We walked up the timber stairs to the house and around the verandah to the front – the sea-facing side. Here there was a slung hammock, and on the verandah boards, an open novel and a bottle of whisky two-thirds gone. Rufus stood by the back door, crying, Boss, are you there? There was no answer, and Grace suggested he might have gone down to the beach. It was a hopeful sort of idea, but I think we could all tell that things were not right.

Rufus said, I’ll just creep in and see if he’s asleep.

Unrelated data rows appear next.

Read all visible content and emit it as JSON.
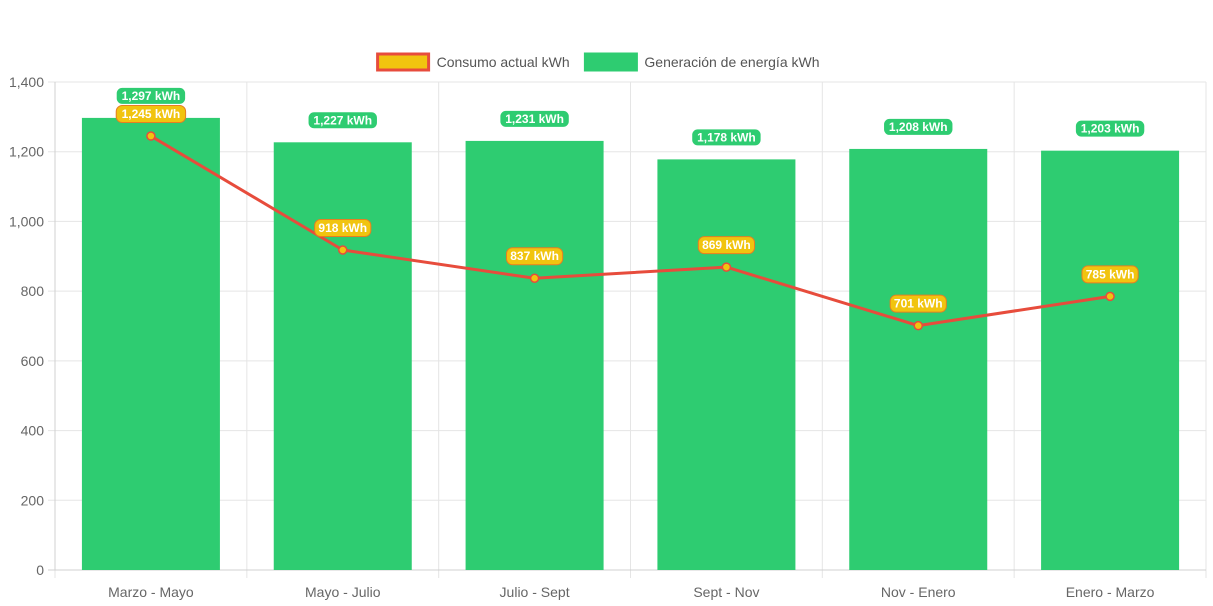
{
  "chart_data": {
    "type": "bar",
    "categories": [
      "Marzo - Mayo",
      "Mayo - Julio",
      "Julio - Sept",
      "Sept - Nov",
      "Nov - Enero",
      "Enero - Marzo"
    ],
    "series": [
      {
        "name": "Generación de energía kWh",
        "type": "bar",
        "values": [
          1297,
          1227,
          1231,
          1178,
          1208,
          1203
        ],
        "labels": [
          "1,297 kWh",
          "1,227 kWh",
          "1,231 kWh",
          "1,178 kWh",
          "1,208 kWh",
          "1,203 kWh"
        ],
        "color": "#2ecc71"
      },
      {
        "name": "Consumo actual kWh",
        "type": "line",
        "values": [
          1245,
          918,
          837,
          869,
          701,
          785
        ],
        "labels": [
          "1,245 kWh",
          "918 kWh",
          "837 kWh",
          "869 kWh",
          "701 kWh",
          "785 kWh"
        ],
        "color": "#e74c3c",
        "point_color": "#f1c40f"
      }
    ],
    "ylim": [
      0,
      1400
    ],
    "yticks": [
      0,
      200,
      400,
      600,
      800,
      1000,
      1200,
      1400
    ],
    "ytick_labels": [
      "0",
      "200",
      "400",
      "600",
      "800",
      "1,000",
      "1,200",
      "1,400"
    ],
    "grid": true,
    "legend_position": "top-center",
    "legend": [
      {
        "label": "Consumo actual kWh",
        "fill": "#f1c40f",
        "stroke": "#e74c3c"
      },
      {
        "label": "Generación de energía kWh",
        "fill": "#2ecc71",
        "stroke": "#2ecc71"
      }
    ]
  }
}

We nodded, and Rufus disappeared into the dim house. Grace and I looked out to sea. It was so immense it seemed to promise us settled times. A roar from inside the house took us by shock. A stooped Rufus was retreating to the verandah, his arms spread wide. No, it’s me, it’s Rufus, he was saying. The crazy-eyed Boss, in nothing but shorts and greatly needing a shave, was yelling at him in what must have been Malay and swiping at him with a machete.

Boss, it’s us, I called out, because he didn’t seem to know Rufus.

Have you got malaria? Rufus asked him, but the Boss sliced the air with the machete.

At the end of the Boss’s backswing, Rufus hit him in the face and his legs gave out and he fell sideways onto the verandah boards with his mouth crushed open. I’d never seen him look like this before, and I was shocked by the belt Rufus had given him, and knew I’d have to explain its force to Grace without understanding everything myself about what it meant. Perhaps I could say, Rufus isn’t trained to hit people softly.

In fact Rufus himself seemed appalled to see the Boss flattened like this, looking like a dipso in a gutter.

He said, Let’s put him to bed, Leo. No, better bath him, I think. He doesn’t smell so good.

Does he have malaria? asked Grace. It was obvious she wished we could say yes.